Du 16 octobre au 30 novembre 2018, la galerie Mark Hachem propose de redécouvrir un maitre du XXe : le peintre égyptien Hamed Abdalla (1917-1985).
Grâce à un ensemble de pièces inédites et de qualité muséale, l'exposition est une introduction synthétique qui aborde les principaux styles de l'artiste, son évolution et ses recherches. Une première série de pièces - petits formats d'une extrême rareté - permettra de découvrir la période de jeunesse où une lumière quasi sans ombre éclaire le drame existentiel des plus démunis d’Egypte. Abdalla décrit son peuple avec empathie, dans un style personnel, fidèle mais économe, sans anecdote, déjà plus expressif que réaliste. Puis, au début des années 50, la couleur se pose en aplats géométriques et découpe le dessin. Les œuvres intègrent les fresques populaires, la monumentalité des sculptures de l'Egypte antique, les arts copte et arabo-musulman, les figures sculpturales des arts premiers. Une forme de caricature intervient et transforme les personnages. Des portraits de fellahs empruntent à la représentation des rois : premières synthèses.

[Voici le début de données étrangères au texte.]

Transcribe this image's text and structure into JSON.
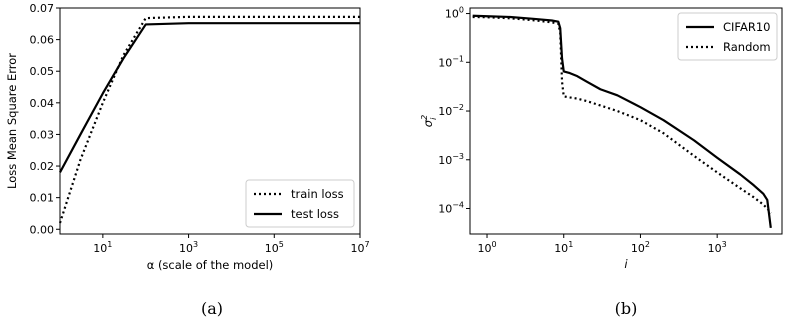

Mon but est de peindre le peuple pour le peuple.
(H. Abdalla)
En 1956, Hamed Abdalla, artiste révolutionnaire, engagé dans son temps, quitte l’Egypte pour le Danemark où il vivra dix ans avant de s’installer en France pendant vingt cinq ans. En 1957, à partir d’une recherche sur le mot arabe visage, Abdalla invente un nouveau concept qui devient prépondérant en 1960 et qui occupera l'artiste jusqu'à sa mort : « le mot-forme ».
Abdalla part de l'alphabet arabe pour suggérer des figures humaines. En transfigurant un mot avec les propres lettres qui le composent, il réduit volontairement son vocabulaire de formes. L’artiste se concentre alors sur l’agencement de ces formes pré-établies, sur la matière qui les compose ou les entoure et atteint « Det Skabende Ord » (le mot-forme) : une synthèse expressive entre la calligraphie et l’art figuratif d’une puissance extraordinaire. C'est cette trouvaille majeure qui fait d'Abdalla un artiste unique, un maitre.
Au commencement était le verbe
Lecteur acharné, mystique, philosophe, Abdalla retrouve l’équivalent de la première phrase de l’évangile selon Saint Jean dans les textes de l’Egypte antique et dans l’Islam. « Le logos » devient universel et les mots Espoir, Tristesse, Révolution, Amour, Défaite, Exil, Esclave, Amants, Shéhérazade génèrent des êtres « ayant leur physionomie propre ». L'exposition montre la richesse des techniques employées et des variations plastiques par lesquelles l'artiste a décliné son concept. Abdalla synthétise les influences, les acquis orientaux et occidentaux. Il fusionne le verbe, sa signification et son illustration dans une même oeuvre dont le sujet demeure l'être humain, universel.
Des regards, des postures, des matières se dégage une atmosphère unique : une mélancolie, une fatalité mêlée de résistance et d’espoir. Des œuvres des années 40 jusqu’à celles qui précèdent sa mort, c’est bien de la condition humaine qu’il s’agit : un battement de paupière, un passage éclair qui offre pourtant tous les choix et abrite l’ivresse d’une infinie liberté.